Using the Orthocenter we can divide triangle ABC into 3 smaller triangles. See below.

We now have 4 triangles to study and compare. The original being triangle ABC and the other 3 triangles formed using H are: AHC, CHB, and AHB.

The question: How are these 3 triangles formed by using the Orthocenter similar? different?

__MORE
ORTHOCENTERS:__

Find the Orthocenter of
triangle HBC (shaded gray) - labeled **h1**
and happens to be located on vertex point A of the original triangle
ABC.

Find the Orthocenter of
triangle AHB (shaded yellow) - labeled **h2** and
happens to be located on the vertex point C of the original triangle
ABC.

Find the Orthocenter of
triangle HAC (shaded green) - labeled **h3 **and happens to be located on the vertex
point B of the original triangle ABC.

Thus, each of the 3 triangles formed by using H, the Orthocenter, of the original triangle ABC, has their Orthocenter located on a vertex point (A, B or C).

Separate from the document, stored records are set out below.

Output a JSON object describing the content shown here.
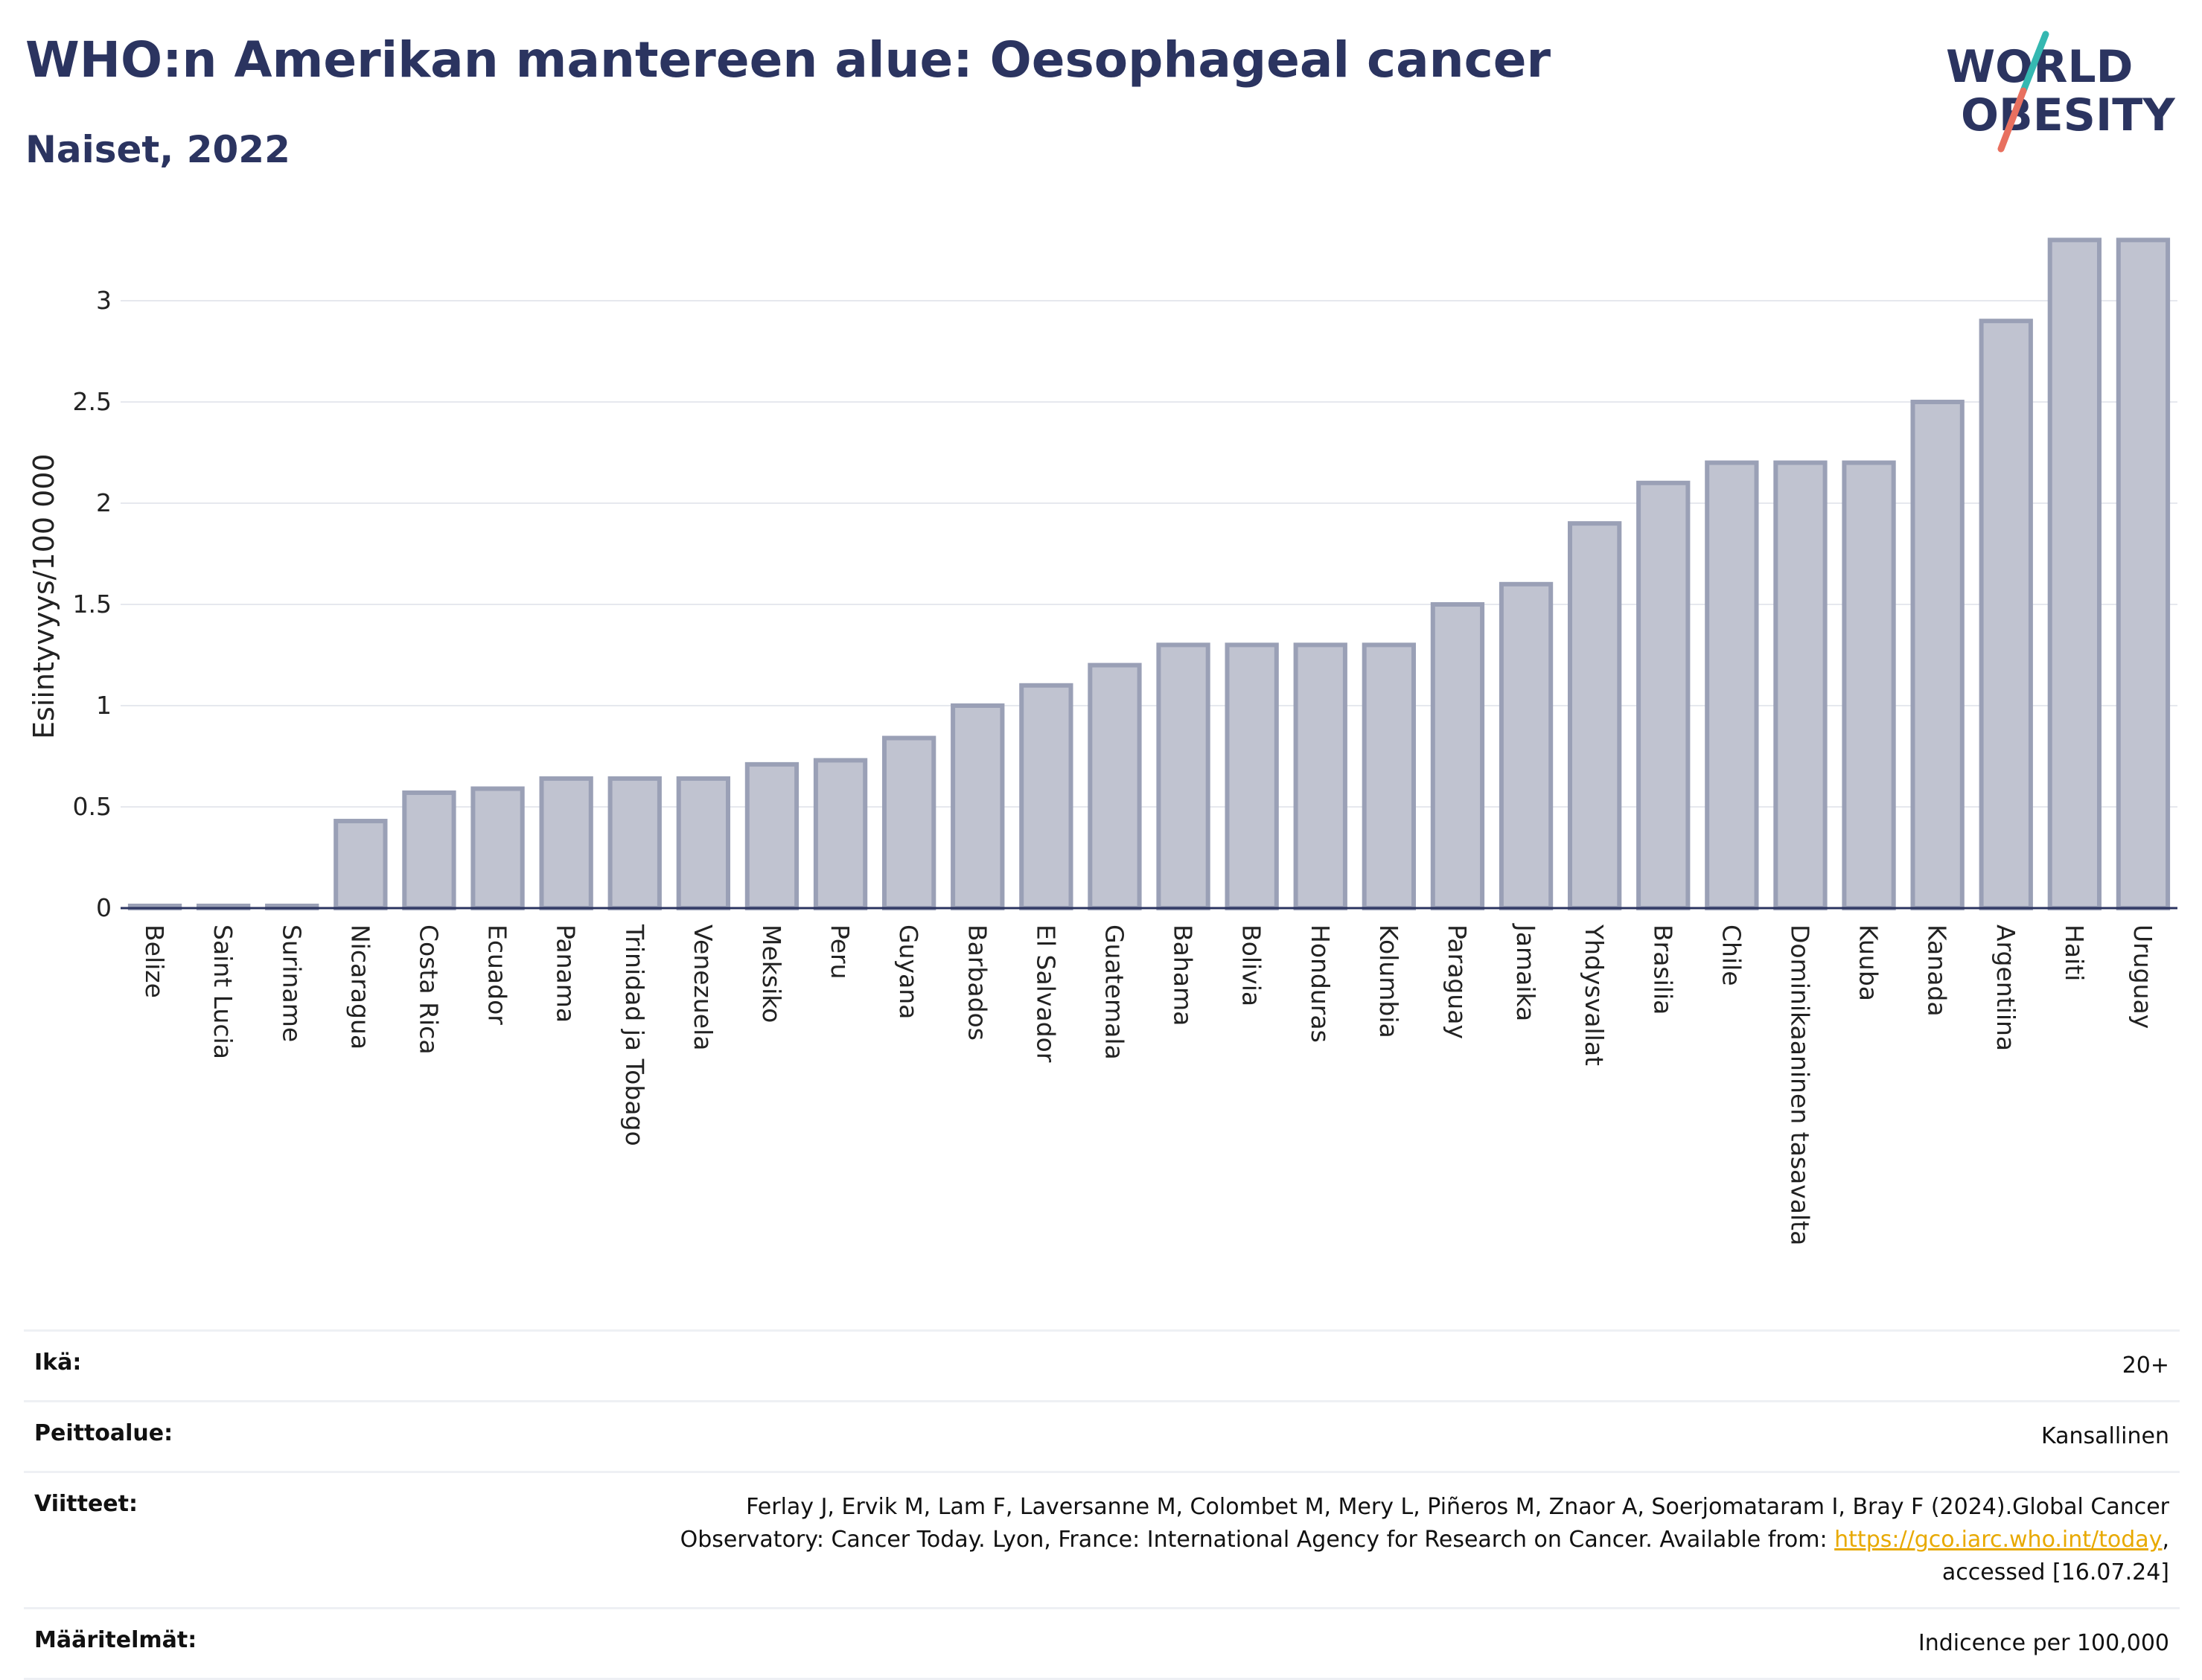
{
  "header": {
    "title": "WHO:n Amerikan mantereen alue: Oesophageal cancer",
    "subtitle": "Naiset, 2022",
    "logo_line1": "WORLD",
    "logo_line2": "OBESITY"
  },
  "chart_data": {
    "type": "bar",
    "ylabel": "Esiintyvyys/100 000",
    "xlabel": "",
    "ylim": [
      0,
      3.3
    ],
    "yticks": [
      "0",
      "0.5",
      "1",
      "1.5",
      "2",
      "2.5",
      "3"
    ],
    "grid": true,
    "bar_color": "#c0c3d0",
    "bar_edge_color": "#9aa0b6",
    "categories": [
      "Belize",
      "Saint Lucia",
      "Suriname",
      "Nicaragua",
      "Costa Rica",
      "Ecuador",
      "Panama",
      "Trinidad ja Tobago",
      "Venezuela",
      "Meksiko",
      "Peru",
      "Guyana",
      "Barbados",
      "El Salvador",
      "Guatemala",
      "Bahama",
      "Bolivia",
      "Honduras",
      "Kolumbia",
      "Paraguay",
      "Jamaika",
      "Yhdysvallat",
      "Brasilia",
      "Chile",
      "Dominikaaninen tasavalta",
      "Kuuba",
      "Kanada",
      "Argentiina",
      "Haiti",
      "Uruguay"
    ],
    "values": [
      0,
      0,
      0,
      0.43,
      0.57,
      0.59,
      0.64,
      0.64,
      0.64,
      0.71,
      0.73,
      0.84,
      1.0,
      1.1,
      1.2,
      1.3,
      1.3,
      1.3,
      1.3,
      1.5,
      1.6,
      1.9,
      2.1,
      2.2,
      2.2,
      2.2,
      2.5,
      2.9,
      3.3,
      3.3
    ]
  },
  "info_table": {
    "age_label": "Ikä:",
    "age_value": "20+",
    "coverage_label": "Peittoalue:",
    "coverage_value": "Kansallinen",
    "references_label": "Viitteet:",
    "references_line1": "Ferlay J, Ervik M, Lam F, Laversanne M, Colombet M, Mery L, Piñeros M, Znaor A, Soerjomataram I, Bray F (2024).Global Cancer",
    "references_line2_pre": "Observatory: Cancer Today. Lyon, France: International Agency for Research on Cancer. Available from: ",
    "references_link": "https://gco.iarc.who.int/today",
    "references_line2_post": ",",
    "references_line3": "accessed [16.07.24]",
    "definitions_label": "Määritelmät:",
    "definitions_value": "Indicence per 100,000"
  }
}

How else can we compare these 3 triangles?

The circumcircle for triangle ABC is shown below, as well as H, the Orthocenter, and the Circumcenter of triangle ABC.

The circumcircle for triangle HBC is shown below along with the Circumcenter of triangle HBC.

The circumcircle for triangle HAB is shown below along with the Circumcenter of triangle HAB.

The circumcircle for triangle HAC is shown below along with the Circumcenter of triangle HAC.

*Note
that the areas and the circumferences of all four of these circumcircles
are equal -*

*Area
= 33.72 square cm. and Circumference = 20.58 cm for all of them.*

*Thus
all four of the triangles are similar.*

__Looking
at the BIG PICTURE.__

We can look at all 4 of the circumcircles overlaid onto triangle ABC. Note the intersection points of these 4 circumcircles: 3 circles intersect at each of the vertex points of triangle ABC.

For instance, CC of HAC and CC of HCB intersect with CC of ABC at vertex point C.

CC of HCB and CC of HAB intersect CC of ABC at vertex point B.

CC of HAB and CC of HAC intersect CC of ABC at vertex point A.